What is it that makes you bother?

AgentZigzag Sat 23-Nov-13 01:10:43

And getting mildly annoyed at someone when you haven't got it in you at that minute to take on anyone else's problems (normal IMO) is a whole world away from someone getting 'very angry'.

Where does that come from do you think?

Are there other areas this grinding you under his boot happens in?

Joysmum Sat 23-Nov-13 01:22:31

I don't see it as any big deal. He wanted to be quiet, you were the one who pushed it. Tbh if that's how he likes to deal with a bad day you should know that.

Personally, I get grumpy as hell and hubby has to brave that to give me a big hug.

Hubby on the other hand, he likes to go upstairs, spend a while on the loo and then find a cat to hug. He'll come down when he's relaxed a bit.

We all do better being treated differently in different situations and it's no biggy.

WallyBantersJunkBox Sat 23-Nov-13 01:33:44

I can see why you'd ask TBH. I mean aside from being married and caring about the welfare of the person you love, if you are a SAHM then your whole way of life depends on his job.

If he is consistently moody then you'd be right to be concerned. Is he worried about losing his job? Is he in trouble at work? All normal thoughts that normal people tend to share.

Does he really want to be left alone, or is it a passive aggressive way of attracting attention?

You could try two ways of dealing with it:

A) Had a bad day at work? Just answer yes or no to two questions for me - should I be worried? Are you going to lose your job? No, okay well I don't want to hear any more about it then.

B) Are you in a mood this evening? Well I feel great and I don't want you to drag me into a downer, so I'm going to go eat my dinner on a tray infront if the tv and watch a comedy.

Either bring it to his attention that you won't tolerate it, or ignore his behaviour as you would a child.

WallyBantersJunkBox Sat 23-Nov-13 01:35:38

That's only if he is exhibiting passive aggressive behaviour btw.

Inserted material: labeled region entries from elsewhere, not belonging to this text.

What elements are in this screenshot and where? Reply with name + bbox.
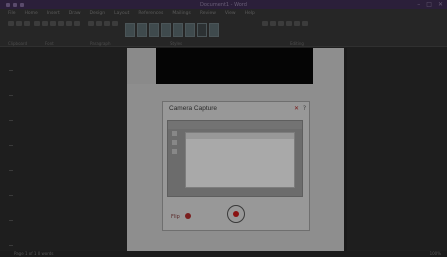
- ribbon: Clipboard Font Paragraph Styles Editing: [0, 17, 447, 47]
- maximize-button[interactable]: □: [426, 1, 432, 8]
- save-icon[interactable]: [6, 2, 10, 7]
- shutter-button[interactable]: [227, 205, 245, 223]
- sidebar-icon: [172, 131, 177, 136]
- sidebar-icon: [172, 149, 177, 154]
- tab-insert[interactable]: Insert: [47, 11, 60, 16]
- strikethrough-icon[interactable]: [58, 21, 64, 26]
- highlight-icon[interactable]: [74, 21, 80, 26]
- bullets-icon[interactable]: [88, 21, 94, 26]
- title-bar: Document1 - Word – □ ✕: [0, 0, 447, 9]
- window-controls: – □ ✕: [417, 1, 443, 8]
- group-label-clipboard: Clipboard: [8, 41, 28, 46]
- page-margin: [127, 48, 156, 84]
- camera-capture-dialog: Camera Capture ✕ ? Flip: [162, 101, 310, 231]
- style-heading-2[interactable]: [161, 23, 171, 37]
- style-title[interactable]: [173, 23, 183, 37]
- status-page-info: Page 1 of 1 0 words: [14, 251, 54, 256]
- document-page[interactable]: Camera Capture ✕ ? Flip: [127, 48, 344, 257]
- zoom-level[interactable]: 100%: [430, 251, 441, 256]
- vertical-ruler: [8, 50, 14, 250]
- camera-preview: [167, 120, 303, 197]
- align-left-icon[interactable]: [104, 21, 110, 26]
- dialog-title: Camera Capture: [169, 105, 218, 112]
- underline-icon[interactable]: [50, 21, 56, 26]
- sidebar-icon: [172, 140, 177, 145]
- group-label-styles: Styles: [170, 41, 183, 46]
- select-icon[interactable]: [278, 21, 284, 26]
- editor-icon[interactable]: [294, 21, 300, 26]
- designer-icon[interactable]: [302, 21, 308, 26]
- embedded-image[interactable]: [156, 48, 313, 84]
- find-icon[interactable]: [262, 21, 268, 26]
- preview-screen-header: [186, 133, 294, 139]
- word-window: Document1 - Word – □ ✕ File Home Insert …: [0, 0, 447, 257]
- group-label-paragraph: Paragraph: [90, 41, 111, 46]
- vertical-scrollbar[interactable]: [344, 48, 347, 257]
- flip-camera-icon[interactable]: [185, 213, 191, 219]
- cut-icon[interactable]: [16, 21, 22, 26]
- align-center-icon[interactable]: [112, 21, 118, 26]
- style-heading-1[interactable]: [149, 23, 159, 37]
- minimize-button[interactable]: –: [417, 1, 420, 8]
- style-subtitle[interactable]: [185, 23, 195, 37]
- paragraph-group: [88, 21, 122, 26]
- numbering-icon[interactable]: [96, 21, 102, 26]
- status-bar: Page 1 of 1 0 words 100%: [0, 251, 447, 257]
- font-color-icon[interactable]: [66, 21, 72, 26]
- redo-icon[interactable]: [20, 2, 24, 7]
- preview-toolbar: [168, 121, 302, 129]
- quick-access-toolbar: [0, 2, 24, 7]
- tab-references[interactable]: References: [138, 11, 163, 16]
- group-label-editing: Editing: [290, 41, 304, 46]
- tab-design[interactable]: Design: [90, 11, 106, 16]
- tab-mailings[interactable]: Mailings: [172, 11, 190, 16]
- preview-sidebar: [172, 131, 177, 154]
- style-normal[interactable]: [125, 23, 135, 37]
- tab-help[interactable]: Help: [245, 11, 255, 16]
- group-label-font: Font: [45, 41, 54, 46]
- clipboard-group: [8, 21, 30, 26]
- paste-icon[interactable]: [8, 21, 14, 26]
- ribbon-tabs: File Home Insert Draw Design Layout Refe…: [0, 9, 447, 17]
- flip-label: Flip: [171, 214, 180, 220]
- dictate-icon[interactable]: [286, 21, 292, 26]
- help-icon[interactable]: ?: [303, 105, 306, 112]
- copy-icon[interactable]: [24, 21, 30, 26]
- tab-draw[interactable]: Draw: [69, 11, 81, 16]
- close-button[interactable]: ✕: [438, 1, 443, 8]
- style-no-spacing[interactable]: [137, 23, 147, 37]
- window-title: Document1 - Word: [200, 2, 247, 8]
- shutter-icon: [233, 211, 239, 217]
- replace-icon[interactable]: [270, 21, 276, 26]
- undo-icon[interactable]: [13, 2, 17, 7]
- preview-screen: [185, 132, 295, 188]
- font-group: [34, 21, 84, 26]
- style-strong[interactable]: [209, 23, 219, 37]
- tab-file[interactable]: File: [8, 11, 16, 16]
- italic-icon[interactable]: [42, 21, 48, 26]
- style-emphasis[interactable]: [197, 23, 207, 37]
- editing-group: [262, 21, 352, 26]
- styles-gallery: [125, 23, 219, 37]
- close-icon[interactable]: ✕: [294, 105, 299, 112]
- tab-layout[interactable]: Layout: [114, 11, 129, 16]
- tab-home[interactable]: Home: [25, 11, 38, 16]
- tab-view[interactable]: View: [225, 11, 236, 16]
- tab-review[interactable]: Review: [200, 11, 216, 16]
- bold-icon[interactable]: [34, 21, 40, 26]
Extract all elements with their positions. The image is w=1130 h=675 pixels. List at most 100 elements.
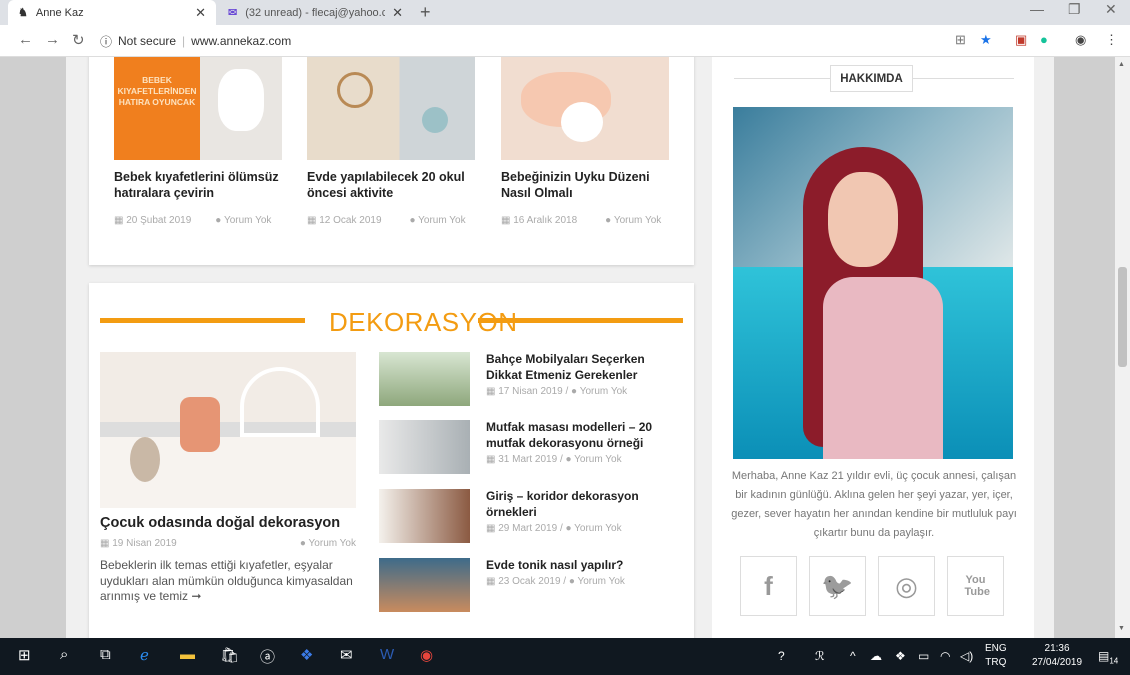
- edge-icon[interactable]: ℯ: [140, 646, 149, 664]
- post-title[interactable]: Bahçe Mobilyaları Seçerken Dikkat Etmeni…: [486, 352, 676, 383]
- chrome-icon[interactable]: ◉: [420, 646, 433, 664]
- scroll-down-icon[interactable]: ▼: [1118, 625, 1125, 632]
- post-thumbnail[interactable]: [379, 558, 470, 612]
- tab-yahoo-mail[interactable]: ✉ (32 unread) - flecaj@yahoo.com ✕: [218, 0, 413, 25]
- featured-post-excerpt[interactable]: Bebeklerin ilk temas ettiği kıyafetler, …: [100, 558, 356, 605]
- search-icon[interactable]: ⌕: [60, 646, 68, 663]
- featured-post-title[interactable]: Çocuk odasında doğal dekorasyon: [100, 515, 340, 531]
- post-title[interactable]: Bebeğinizin Uyku Düzeni Nasıl Olmalı: [501, 169, 669, 201]
- post-title[interactable]: Evde yapılabilecek 20 okul öncesi aktivi…: [307, 169, 475, 201]
- post-title[interactable]: Giriş – koridor dekorasyon örnekleri: [486, 489, 676, 520]
- pdf-extension-icon[interactable]: ▣: [1015, 32, 1027, 48]
- file-explorer-icon[interactable]: ▬: [180, 646, 195, 663]
- recent-posts-card: BEBEK KIYAFETLERİNDEN HATIRA OYUNCAK Beb…: [89, 57, 694, 265]
- new-tab-button[interactable]: +: [420, 2, 431, 23]
- author-bio: Merhaba, Anne Kaz 21 yıldır evli, üç çoc…: [731, 470, 1017, 539]
- grammarly-icon[interactable]: ●: [1040, 32, 1048, 47]
- post-thumbnail[interactable]: [379, 420, 470, 474]
- lang-secondary: TRQ: [985, 657, 1007, 668]
- info-icon[interactable]: ⓘ: [100, 33, 112, 50]
- tab-title: Anne Kaz: [35, 6, 84, 19]
- post-date: 12 Ocak 2019: [319, 215, 382, 226]
- bed-frame-image: [240, 367, 320, 437]
- address-bar: ← → ↻ ⓘ Not secure | www.annekaz.com ⊞ ★…: [0, 25, 1130, 57]
- post-meta: ▦ 16 Aralık 2018 ● Yorum Yok: [501, 215, 662, 226]
- post-thumbnail[interactable]: [501, 57, 669, 160]
- list-item[interactable]: Mutfak masası modelleri – 20 mutfak deko…: [379, 420, 679, 480]
- back-icon[interactable]: ←: [18, 31, 33, 48]
- sidebar-heading: HAKKIMDA: [830, 65, 913, 92]
- facebook-icon[interactable]: f: [740, 556, 797, 616]
- task-view-icon[interactable]: ⧉: [100, 646, 111, 663]
- tab-title: (32 unread) - flecaj@yahoo.com: [245, 6, 386, 19]
- battery-icon[interactable]: ▭: [918, 649, 929, 663]
- featured-post-meta: ▦ 19 Nisan 2019 ● Yorum Yok: [100, 538, 356, 549]
- featured-post-image[interactable]: [100, 352, 356, 508]
- post-card[interactable]: Evde yapılabilecek 20 okul öncesi aktivi…: [307, 57, 475, 201]
- reload-icon[interactable]: ↻: [72, 31, 85, 49]
- youtube-glyph: You Tube: [964, 574, 990, 598]
- close-tab-icon[interactable]: ✕: [392, 5, 403, 21]
- face-image: [828, 172, 898, 267]
- post-title[interactable]: Mutfak masası modelleri – 20 mutfak deko…: [486, 420, 676, 451]
- minimize-button[interactable]: —: [1030, 1, 1044, 17]
- forward-icon[interactable]: →: [45, 31, 60, 48]
- store-icon[interactable]: 🛍: [220, 646, 239, 664]
- list-item[interactable]: Bahçe Mobilyaları Seçerken Dikkat Etmeni…: [379, 352, 679, 412]
- post-card[interactable]: BEBEK KIYAFETLERİNDEN HATIRA OYUNCAK Beb…: [114, 57, 282, 201]
- tab-anne-kaz[interactable]: ♞ Anne Kaz ✕: [8, 0, 216, 25]
- post-date: 19 Nisan 2019: [112, 538, 177, 549]
- youtube-icon[interactable]: You Tube: [947, 556, 1004, 616]
- post-meta-text: 23 Ocak 2019 / ● Yorum Yok: [498, 576, 625, 587]
- list-item[interactable]: Evde tonik nasıl yapılır? ▦ 23 Ocak 2019…: [379, 558, 679, 618]
- twitter-icon[interactable]: 🐦: [809, 556, 866, 616]
- close-tab-icon[interactable]: ✕: [195, 5, 206, 21]
- post-thumbnail[interactable]: [307, 57, 475, 160]
- notifications-icon[interactable]: ▤14: [1098, 649, 1118, 665]
- post-title[interactable]: Evde tonik nasıl yapılır?: [486, 558, 676, 574]
- clock[interactable]: 21:36 27/04/2019: [1032, 642, 1082, 670]
- profile-icon[interactable]: ◉: [1075, 32, 1086, 48]
- amazon-icon[interactable]: ⓐ: [260, 646, 275, 667]
- instagram-icon[interactable]: ◎: [878, 556, 935, 616]
- help-icon[interactable]: ?: [778, 649, 785, 663]
- post-thumbnail[interactable]: [379, 489, 470, 543]
- activity-image: [422, 107, 448, 133]
- bookmark-star-icon[interactable]: ★: [980, 32, 992, 48]
- list-item[interactable]: Giriş – koridor dekorasyon örnekleri ▦ 2…: [379, 489, 679, 549]
- translate-icon[interactable]: ⊞: [955, 32, 966, 48]
- post-comments[interactable]: Yorum Yok: [224, 215, 271, 226]
- clock-time: 21:36: [1044, 643, 1070, 654]
- dropbox-tray-icon[interactable]: ❖: [895, 649, 906, 663]
- post-thumbnail[interactable]: BEBEK KIYAFETLERİNDEN HATIRA OYUNCAK: [114, 57, 282, 160]
- windows-start-icon[interactable]: ⊞: [18, 646, 31, 664]
- tab-strip: ♞ Anne Kaz ✕ ✉ (32 unread) - flecaj@yaho…: [0, 0, 1130, 25]
- menu-icon[interactable]: ⋮: [1105, 32, 1118, 48]
- mail-app-icon[interactable]: ✉: [340, 646, 353, 664]
- sidebar: HAKKIMDA Merhaba, Anne Kaz 21 yıldır evl…: [712, 57, 1034, 638]
- scrollbar[interactable]: ▲ ▼: [1115, 57, 1130, 638]
- facebook-glyph: f: [764, 570, 773, 601]
- volume-icon[interactable]: ◁): [960, 649, 973, 663]
- post-comments[interactable]: Yorum Yok: [309, 538, 356, 549]
- post-title[interactable]: Bebek kıyafetlerini ölümsüz hatıralara ç…: [114, 169, 282, 201]
- url-input[interactable]: ⓘ Not secure | www.annekaz.com: [100, 29, 940, 53]
- show-hidden-icons-icon[interactable]: ^: [850, 649, 856, 663]
- people-icon[interactable]: ℛ: [815, 649, 825, 663]
- post-comments[interactable]: Yorum Yok: [614, 215, 661, 226]
- close-window-button[interactable]: ✕: [1105, 1, 1117, 18]
- twitter-glyph: 🐦: [821, 570, 854, 601]
- activity-image: [337, 72, 373, 108]
- maximize-button[interactable]: ❐: [1068, 1, 1081, 18]
- post-card[interactable]: Bebeğinizin Uyku Düzeni Nasıl Olmalı: [501, 57, 669, 201]
- post-comments[interactable]: Yorum Yok: [418, 215, 465, 226]
- word-icon[interactable]: W: [380, 646, 394, 663]
- dropbox-icon[interactable]: ❖: [300, 646, 313, 664]
- scrollbar-thumb[interactable]: [1118, 267, 1127, 367]
- language-indicator[interactable]: ENG TRQ: [985, 642, 1007, 670]
- cloud-icon[interactable]: ☁: [870, 649, 882, 663]
- child-image: [180, 397, 220, 452]
- post-thumbnail[interactable]: [379, 352, 470, 406]
- scroll-up-icon[interactable]: ▲: [1118, 61, 1125, 68]
- wifi-icon[interactable]: ◠: [940, 649, 950, 663]
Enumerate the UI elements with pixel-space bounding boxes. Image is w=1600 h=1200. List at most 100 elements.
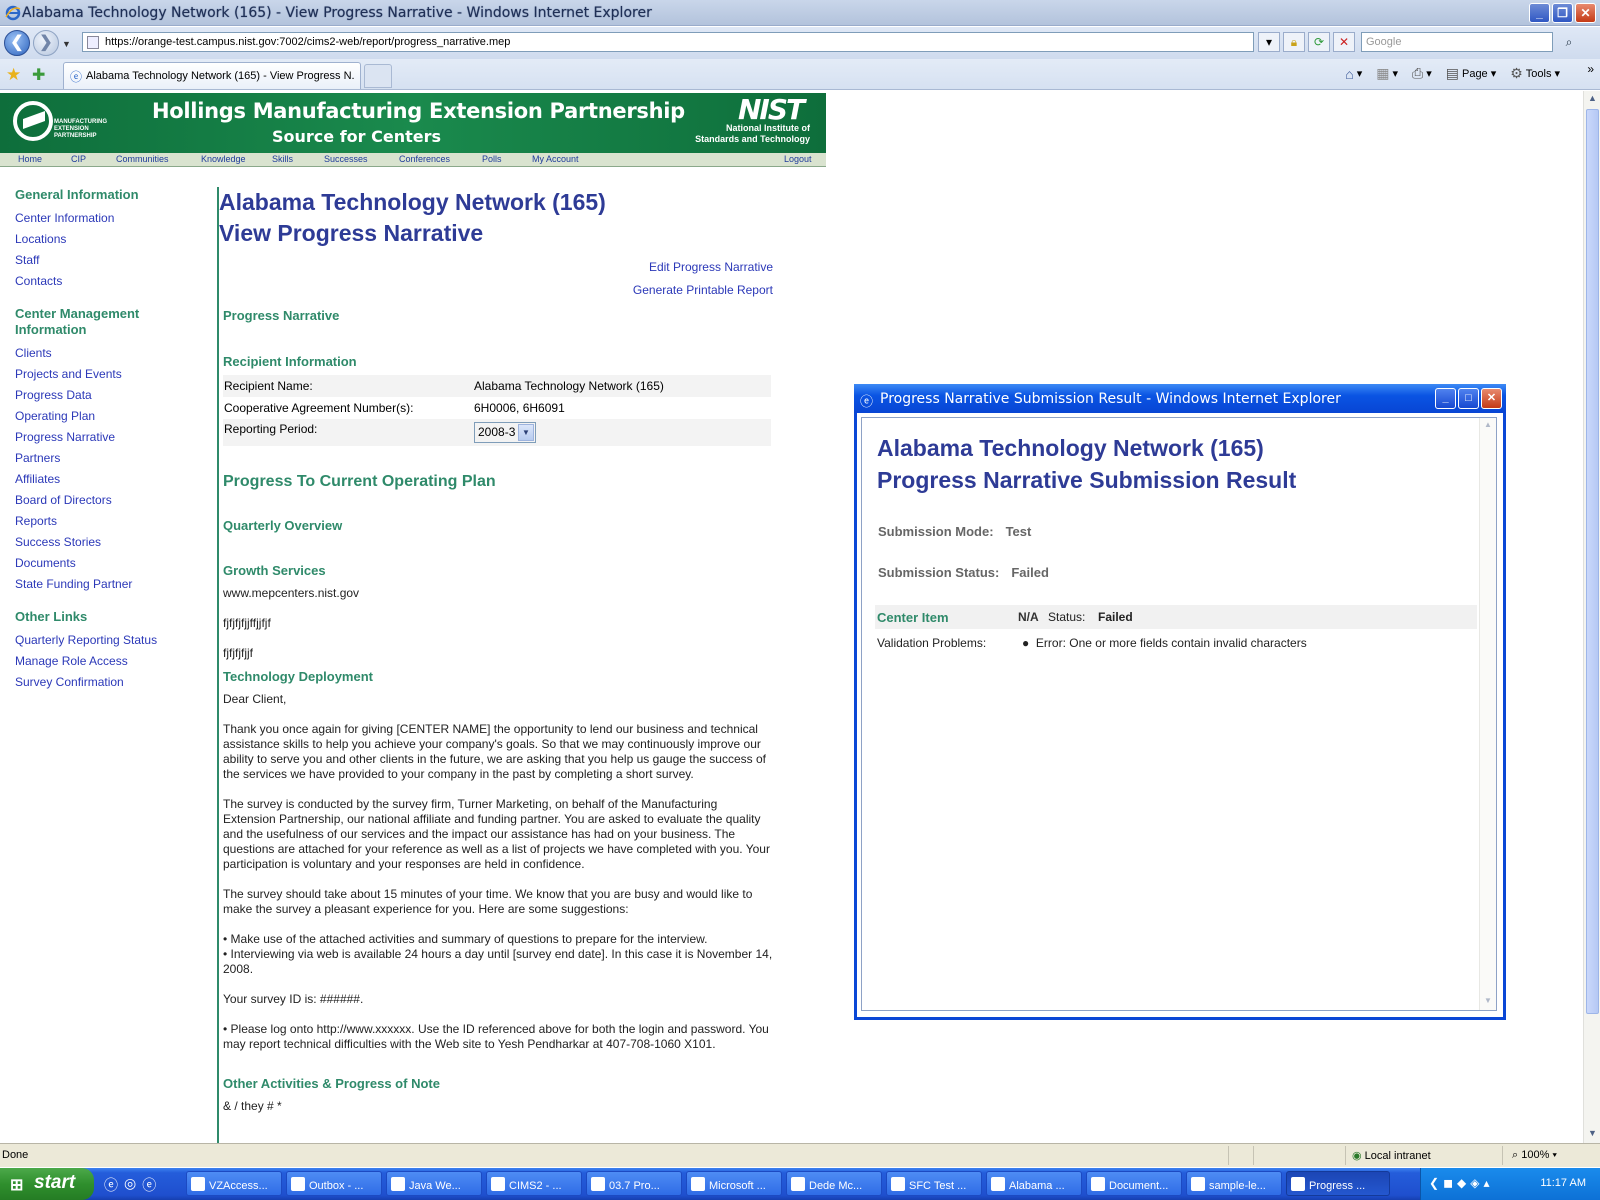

Not asking you to treat your DH like a child on a daily basis. grin

Caitlin17 Sat 23-Nov-13 02:15:44

I don't understand letting work problems ruin the time you're not at work. I have a very stressful job, I often get home later than my husband. I don't however ruin his evening or mine by taking the cares of the day home.

I also don't have a great deal of sympathy for people having a hard time at home using it as an excuse not to get on with their work.

If one of them, whether work or home is crap why let that spoil the other?

ChippingInLovesAutumn Sat 23-Nov-13 03:29:04

He didn't want to talk about work, you pushed it - why? When I was in a job I hated, the last thing I wanted to do was ruin my time at home talking about it! Why not ask him what he fancies doing over the weekend or tell him about your day/the kids? Or just 'be together' watching a film or whatever.

On the other hand, if he's always an arse about everything and doesn't care how you feel about anything then you need to ask yourself why you are with him.

PassTheSherry Sat 23-Nov-13 03:42:41

I'm quite surprised that some people think you're over reacting.

He can't separate work issues with his home life, and uses you as an emotional punching bag. You "tread carefully" around him while he gives you "both barrels" when you merely ask him what's wrong.

He then follows me in to kitchen shouting if I'm upset it's my own fault because I should notice when he is in a bad mood and know not to speak to him.

Wtf? Your fault? How about he takes some responsibiltiy for his bad moods and inability to switch off from work - instead of lashing out at you? How about realising that whatever hard time he's had, it's not your fault? How about, if he doesn't want to be spoken to - perhaps he could take himself to another room instead of inflicting his misery on you for hours, and expecting you to adjust your behaviour around it?